La gardienne, en me voyant arriver dans la dernière salle m’interpelle subitement :

« Coucou !

Vous pouvez vous pencher pour voir. »

« Vous pencher pour voir » répète Scapula, surprise et gênée, en me regardant d’un air interrogatif 9.

(En entrant, je n’avais pas remarqué cette gardienne soudainement pourvue d’un sens de l’humour inopiné. Peut-être que vous non plus, d’ailleurs.)

Confortablement installée et affairée à son bureau en contrebas 
de la palissade, elle semble occuper un espace familier, pourtant réaménagé pour l’occasion. Elle m’explique l’origine des sérigraphies accrochées de manière sérielle au-dessus de son bureau. Reproduites dans l’édition déployée en accordéon qu’elle me tend, elles constituent pour l’artiste un abécédaire organisant son vocabulaire pictural.
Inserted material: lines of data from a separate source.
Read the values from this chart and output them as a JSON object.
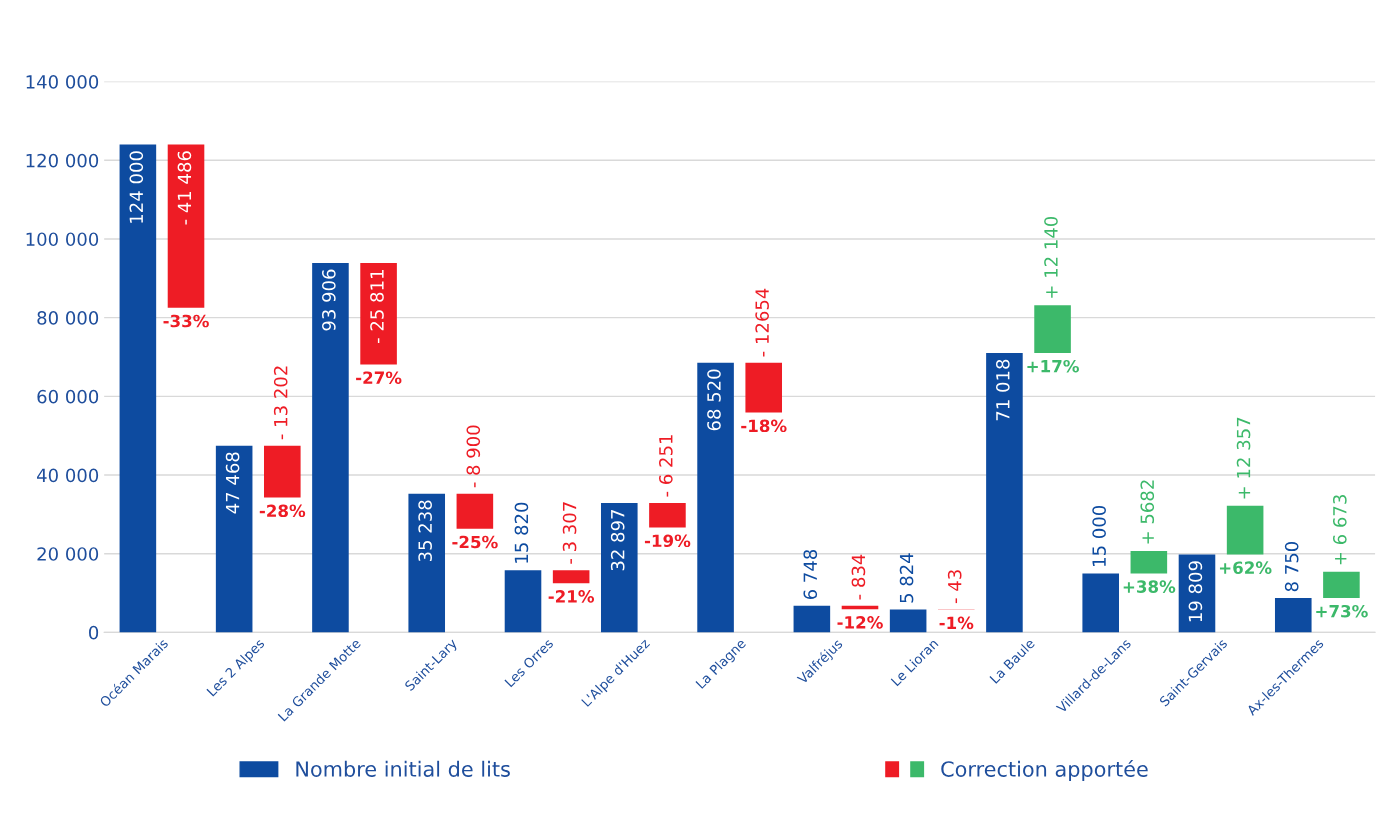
{
  "chart_data": {
    "type": "bar",
    "categories": [
      "Océan Marais",
      "Les 2 Alpes",
      "La Grande Motte",
      "Saint-Lary",
      "Les Orres",
      "L'Alpe d'Huez",
      "La Plagne",
      "Valfréjus",
      "Le Lioran",
      "La Baule",
      "Villard-de-Lans",
      "Saint-Gervais",
      "Ax-les-Thermes"
    ],
    "series": [
      {
        "name": "Nombre initial de lits",
        "color": "#0d4ba0",
        "values": [
          124000,
          47468,
          93906,
          35238,
          15820,
          32897,
          68520,
          6748,
          5824,
          71018,
          15000,
          19809,
          8750
        ],
        "value_labels": [
          "124 000",
          "47 468",
          "93 906",
          "35 238",
          "15 820",
          "32 897",
          "68 520",
          "6 748",
          "5 824",
          "71 018",
          "15 000",
          "19 809",
          "8 750"
        ]
      },
      {
        "name": "Correction apportée",
        "colors": [
          "#ee1c25",
          "#ee1c25",
          "#ee1c25",
          "#ee1c25",
          "#ee1c25",
          "#ee1c25",
          "#ee1c25",
          "#ee1c25",
          "#ee1c25",
          "#3cb96a",
          "#3cb96a",
          "#3cb96a",
          "#3cb96a"
        ],
        "values": [
          -41486,
          -13202,
          -25811,
          -8900,
          -3307,
          -6251,
          -12654,
          -834,
          -43,
          12140,
          5682,
          12357,
          6673
        ],
        "base": [
          124000,
          47468,
          93906,
          35238,
          15820,
          32897,
          68520,
          6748,
          5824,
          71018,
          15000,
          19809,
          8750
        ],
        "value_labels": [
          "- 41 486",
          "- 13 202",
          "- 25 811",
          "- 8 900",
          "- 3 307",
          "- 6 251",
          "- 12654",
          "- 834",
          "- 43",
          "+ 12 140",
          "+ 5682",
          "+ 12 357",
          "+ 6 673"
        ]
      }
    ],
    "annotations": [
      {
        "text": "-33%",
        "x": "Océan Marais",
        "y": 82514
      },
      {
        "text": "-28%",
        "x": "Les 2 Alpes",
        "y": 34266
      },
      {
        "text": "-27%",
        "x": "La Grande Motte",
        "y": 68095
      },
      {
        "text": "-25%",
        "x": "Saint-Lary",
        "y": 26338
      },
      {
        "text": "-21%",
        "x": "Les Orres",
        "y": 12513
      },
      {
        "text": "-19%",
        "x": "L'Alpe d'Huez",
        "y": 26646
      },
      {
        "text": "-18%",
        "x": "La Plagne",
        "y": 55866
      },
      {
        "text": "-12%",
        "x": "Valfréjus",
        "y": 5914
      },
      {
        "text": "-1%",
        "x": "Le Lioran",
        "y": 5781
      },
      {
        "text": "+17%",
        "x": "La Baule",
        "y": 71018
      },
      {
        "text": "+38%",
        "x": "Villard-de-Lans",
        "y": 15000
      },
      {
        "text": "+62%",
        "x": "Saint-Gervais",
        "y": 19809
      },
      {
        "text": "+73%",
        "x": "Ax-les-Thermes",
        "y": 8750
      }
    ],
    "ylim": [
      0,
      140000
    ],
    "yticks": [
      0,
      {
        "value": 20000,
        "label": "20 000"
      },
      {
        "value": 40000,
        "label": "40 000"
      },
      {
        "value": 60000,
        "label": "60 000"
      },
      {
        "value": 80000,
        "label": "80 000"
      },
      {
        "value": 100000,
        "label": "100 000"
      },
      {
        "value": 120000,
        "label": "120 000"
      },
      {
        "value": 140000,
        "label": "140 000"
      }
    ],
    "grid": "y",
    "legend": "bottom"
  }
}
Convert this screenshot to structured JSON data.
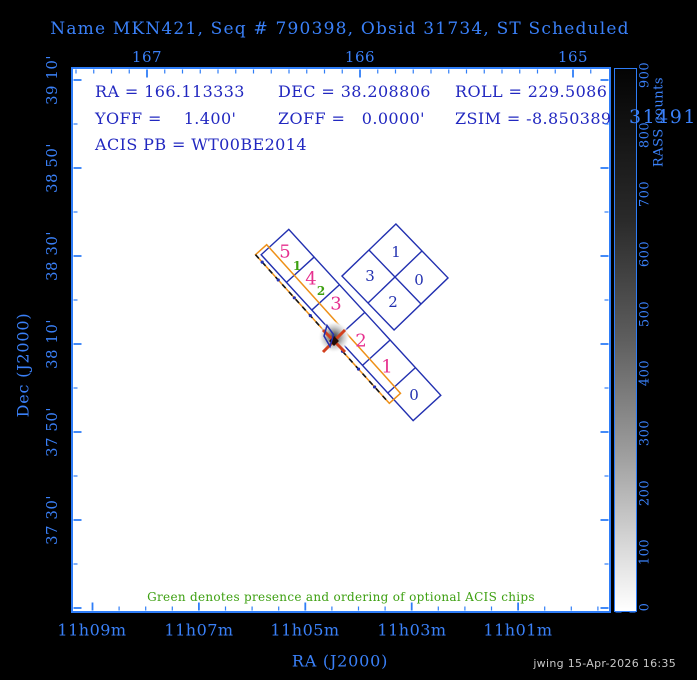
{
  "title": "Name MKN421, Seq # 790398, Obsid 31734, ST Scheduled",
  "info": {
    "ra": "RA = 166.113333",
    "dec": "DEC = 38.208806",
    "roll": "ROLL = 229.5086",
    "yoff": "YOFF =    1.400'",
    "zoff": "ZOFF =   0.0000'",
    "zsim": "ZSIM = -8.850389",
    "acis_pb": "ACIS PB = WT00BE2014"
  },
  "axes": {
    "top": {
      "labels": [
        "167",
        "166",
        "165"
      ]
    },
    "bottom": {
      "title": "RA (J2000)",
      "labels": [
        "11h09m",
        "11h07m",
        "11h05m",
        "11h03m",
        "11h01m"
      ]
    },
    "left": {
      "title": "Dec (J2000)",
      "labels": [
        "39 10'",
        "38 50'",
        "38 30'",
        "38 10'",
        "37 50'",
        "37 30'"
      ]
    }
  },
  "colorbar": {
    "title": "RASS counts",
    "tick_labels": [
      "900",
      "800",
      "700",
      "600",
      "500",
      "400",
      "300",
      "200",
      "100",
      "0"
    ],
    "overlap_text": "31491"
  },
  "chips": {
    "i_labels": [
      "1",
      "3",
      "0",
      "2"
    ],
    "s_labels": [
      "5",
      "4",
      "3",
      "2",
      "1",
      "0"
    ],
    "s_optional_green": [
      "1",
      "2"
    ]
  },
  "footer_note": "Green denotes presence and ordering of optional ACIS chips",
  "credit": "jwing 15-Apr-2026 16:35",
  "colors": {
    "axis_blue": "#3a80f8",
    "frame_blue": "#2e7df8",
    "info_blue": "#2228c0",
    "chip_navy": "#2230b0",
    "chip_magenta": "#e6308e",
    "optional_green": "#3da011",
    "window_orange": "#ee9018",
    "marker_red": "#d2401e",
    "background": "#000000",
    "plot_background": "#ffffff"
  },
  "chart_data": {
    "type": "scatter",
    "title": "Name MKN421, Seq # 790398, Obsid 31734, ST Scheduled",
    "xlabel": "RA (J2000)",
    "ylabel": "Dec (J2000)",
    "x_axis_top_ticks_deg": [
      167,
      166,
      165
    ],
    "x_axis_bottom_ticks": [
      "11h09m",
      "11h07m",
      "11h05m",
      "11h03m",
      "11h01m"
    ],
    "y_axis_ticks": [
      "39 10'",
      "38 50'",
      "38 30'",
      "38 10'",
      "37 50'",
      "37 30'"
    ],
    "x_range_deg": [
      167.35,
      164.83
    ],
    "y_range_deg": [
      37.15,
      39.21
    ],
    "grid": false,
    "colorbar": {
      "label": "RASS counts",
      "min": 0,
      "max": 900,
      "tick_step": 100,
      "scale": "white-to-black"
    },
    "points": [
      {
        "name": "target",
        "ra_deg": 166.113333,
        "dec_deg": 38.208806,
        "roll_deg": 229.5086,
        "marker": "red X over gray RASS source"
      }
    ],
    "overlays": [
      {
        "name": "ACIS-I array",
        "shape": "2x2 rotated squares",
        "chip_labels": [
          "1",
          "3",
          "0",
          "2"
        ],
        "color": "blue"
      },
      {
        "name": "ACIS-S array",
        "shape": "1x6 rotated strip",
        "chip_labels": [
          "5",
          "4",
          "3",
          "2",
          "1",
          "0"
        ],
        "label_colors": [
          "magenta",
          "magenta",
          "magenta",
          "magenta",
          "magenta",
          "blue"
        ]
      },
      {
        "name": "optional chip ordering",
        "labels": [
          "1",
          "2"
        ],
        "color": "green"
      },
      {
        "name": "window outline",
        "shape": "narrow rectangle along S-array",
        "color": "orange",
        "style": "solid with black dashes"
      }
    ]
  }
}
Pour celui qui connaît ou a déjà vu des œuvres de Delphine Renault, ces sérigraphies peuvent ainsi nous sembler familières. 
Pour l’occasion, l’artiste a procédé à un « archivage » de son vocabulaire de couleurs et de formes. Dans un format identique et réduit, les paramètres de différentes installations in-situ passées et de sculptures aujourd’hui détruites, réalisées entre 2009 et 2014, sont regroupés. Chaque forme colorée et isolée gagne en abstraction tout en se référant à des éléments figuratifs (un paravent, une palissade, une cible, un repère, une montagne) qui, pour la plupart, officient (à l’échelle 1) comme des écrans qui bloquent le regard ou balisent le paysage. Transposées et uniformisées, ces combinaisons retracent le parcours pictural de Delphine Renault.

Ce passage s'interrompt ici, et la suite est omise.